You can help by gathering materials, prompting responses, collecting data, or even recording video for later review. Your job is to make sure assessments run smoothly and data stays clean.

Say you’re working with a 5-year-old with limited verbal communication.

You assist in administering VB-MAPP by presenting picture cards and recording whether the child can label each item.

Whatever data you help get will assist the BCBA in targeting expressive language goals.

B-3: Assist with Functional Assessment Procedures

When a client engages in challenging behavior, your role is to help figure out why.

That is where the functional assessment comes in.

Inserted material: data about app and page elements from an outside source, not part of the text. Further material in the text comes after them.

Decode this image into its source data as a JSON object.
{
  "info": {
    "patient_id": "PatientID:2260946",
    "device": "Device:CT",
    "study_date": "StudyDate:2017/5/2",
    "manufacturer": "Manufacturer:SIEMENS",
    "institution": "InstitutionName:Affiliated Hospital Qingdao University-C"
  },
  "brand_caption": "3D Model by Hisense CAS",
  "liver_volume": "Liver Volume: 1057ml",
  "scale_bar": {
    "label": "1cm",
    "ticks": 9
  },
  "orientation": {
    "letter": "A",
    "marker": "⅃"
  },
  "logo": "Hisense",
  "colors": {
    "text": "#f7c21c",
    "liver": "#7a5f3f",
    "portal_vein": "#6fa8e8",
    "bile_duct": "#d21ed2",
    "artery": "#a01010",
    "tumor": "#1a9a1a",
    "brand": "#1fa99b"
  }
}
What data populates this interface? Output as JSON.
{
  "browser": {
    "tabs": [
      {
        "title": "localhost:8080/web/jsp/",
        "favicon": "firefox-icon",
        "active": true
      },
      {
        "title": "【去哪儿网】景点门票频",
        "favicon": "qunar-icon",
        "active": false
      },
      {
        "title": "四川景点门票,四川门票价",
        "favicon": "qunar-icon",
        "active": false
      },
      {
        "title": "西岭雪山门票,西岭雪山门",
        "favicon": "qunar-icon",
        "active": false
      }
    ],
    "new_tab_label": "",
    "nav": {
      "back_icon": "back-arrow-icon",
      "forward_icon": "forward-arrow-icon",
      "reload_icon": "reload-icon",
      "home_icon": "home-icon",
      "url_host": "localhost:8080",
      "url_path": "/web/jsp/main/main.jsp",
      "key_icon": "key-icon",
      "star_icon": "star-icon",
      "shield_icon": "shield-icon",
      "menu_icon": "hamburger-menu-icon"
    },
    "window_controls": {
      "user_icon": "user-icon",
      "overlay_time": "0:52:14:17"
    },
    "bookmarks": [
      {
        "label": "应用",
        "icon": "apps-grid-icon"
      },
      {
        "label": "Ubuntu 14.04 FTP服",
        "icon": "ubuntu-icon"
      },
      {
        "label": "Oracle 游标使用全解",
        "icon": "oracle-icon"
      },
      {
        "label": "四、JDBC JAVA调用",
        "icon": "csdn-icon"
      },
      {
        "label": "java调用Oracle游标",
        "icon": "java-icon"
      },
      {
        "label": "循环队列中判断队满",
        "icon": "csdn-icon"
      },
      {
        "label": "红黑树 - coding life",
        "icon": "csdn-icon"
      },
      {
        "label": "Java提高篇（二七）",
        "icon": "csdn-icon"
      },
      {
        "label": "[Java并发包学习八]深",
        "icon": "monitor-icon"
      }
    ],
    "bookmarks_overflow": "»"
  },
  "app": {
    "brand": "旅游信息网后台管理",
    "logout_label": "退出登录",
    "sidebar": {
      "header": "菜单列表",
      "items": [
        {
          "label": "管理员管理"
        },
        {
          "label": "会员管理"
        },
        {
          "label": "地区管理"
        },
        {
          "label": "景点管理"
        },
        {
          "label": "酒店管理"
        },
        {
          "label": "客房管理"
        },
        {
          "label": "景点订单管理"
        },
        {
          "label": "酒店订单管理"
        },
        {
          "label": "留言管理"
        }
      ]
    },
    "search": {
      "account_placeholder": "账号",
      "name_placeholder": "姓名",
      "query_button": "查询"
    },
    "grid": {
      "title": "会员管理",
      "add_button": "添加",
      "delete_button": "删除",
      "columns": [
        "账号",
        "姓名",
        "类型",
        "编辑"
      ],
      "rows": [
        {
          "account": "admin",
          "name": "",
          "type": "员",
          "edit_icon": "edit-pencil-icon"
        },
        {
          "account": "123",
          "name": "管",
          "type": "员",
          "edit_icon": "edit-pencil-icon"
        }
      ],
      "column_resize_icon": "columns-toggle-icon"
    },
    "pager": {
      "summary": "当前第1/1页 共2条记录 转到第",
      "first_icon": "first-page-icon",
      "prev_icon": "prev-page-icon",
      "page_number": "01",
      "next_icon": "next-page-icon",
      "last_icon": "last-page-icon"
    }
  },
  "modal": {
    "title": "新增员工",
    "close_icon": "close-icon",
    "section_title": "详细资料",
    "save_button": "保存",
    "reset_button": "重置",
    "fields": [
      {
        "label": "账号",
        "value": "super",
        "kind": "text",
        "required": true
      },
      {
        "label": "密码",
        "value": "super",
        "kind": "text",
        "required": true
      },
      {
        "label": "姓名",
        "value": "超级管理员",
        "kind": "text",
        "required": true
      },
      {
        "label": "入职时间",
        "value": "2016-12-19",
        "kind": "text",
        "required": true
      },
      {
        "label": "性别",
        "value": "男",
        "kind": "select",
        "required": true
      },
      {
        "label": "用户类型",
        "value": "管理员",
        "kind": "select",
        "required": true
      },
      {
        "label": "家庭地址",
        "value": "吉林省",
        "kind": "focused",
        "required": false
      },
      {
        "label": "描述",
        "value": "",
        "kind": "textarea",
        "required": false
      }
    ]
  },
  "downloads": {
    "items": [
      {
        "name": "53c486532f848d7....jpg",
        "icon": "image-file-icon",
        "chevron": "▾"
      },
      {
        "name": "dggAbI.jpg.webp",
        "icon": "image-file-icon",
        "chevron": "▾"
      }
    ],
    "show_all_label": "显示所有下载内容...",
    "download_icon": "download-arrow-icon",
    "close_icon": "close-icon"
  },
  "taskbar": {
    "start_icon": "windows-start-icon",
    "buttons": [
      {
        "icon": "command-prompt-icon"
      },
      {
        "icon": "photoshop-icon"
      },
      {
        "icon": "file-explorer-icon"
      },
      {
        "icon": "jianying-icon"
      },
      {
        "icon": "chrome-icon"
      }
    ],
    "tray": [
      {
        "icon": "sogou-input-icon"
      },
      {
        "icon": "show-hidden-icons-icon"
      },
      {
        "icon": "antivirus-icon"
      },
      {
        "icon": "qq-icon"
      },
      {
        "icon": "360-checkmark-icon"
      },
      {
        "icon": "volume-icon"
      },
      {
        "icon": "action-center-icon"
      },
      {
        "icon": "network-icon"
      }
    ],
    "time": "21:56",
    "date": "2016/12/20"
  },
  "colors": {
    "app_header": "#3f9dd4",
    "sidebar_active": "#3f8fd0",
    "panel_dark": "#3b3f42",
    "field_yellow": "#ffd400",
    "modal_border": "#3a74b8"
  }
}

The Functional Assessment Procedure teaches you to assist with:

  • Indirect Assessments: You might gather information through parent interviews or questionnaires (e.g., Motivation Assessment Scale).
  • Descriptive Assessments: This type of assessment involves direct observation using tools like ABC data sheets—documenting Antecedent, Behavior, and Consequence.
  • Functional Analyses (under supervision): In some cases, you’ll also need to observe structured sessions where conditions are manipulated to test behavioral hypotheses.

Let’s take the help of an example,

Imagine you’re working with a teenager who frequently leaves their classroom.

By collecting ABC data over several days, you notice it always happens after a difficult math lesson.

The data suggests escape from demand might be the function, helping the BCBA craft more effective interventions.

Why Unit B Deserves Your Attention

Assessment isn’t a checklist—it’s the foundation for ethical and effective behavior change.

If you master this unit, you’re doing more than prepping for the RBT exam—you’re also learning how to deliver client-centered, data-driven care that actually works.

Personally, my advice for you is to focus on as you study:

  • Know the types of preference assessments and when to use each.
  • Understand how to assist respectfully and accurately in individualized assessments.
  • Be confident in your role, observing, recording, and contributing to functional behavior assessments.

And lastly, trust your instinct and guts if necessary cause that can be the last resort sometimes.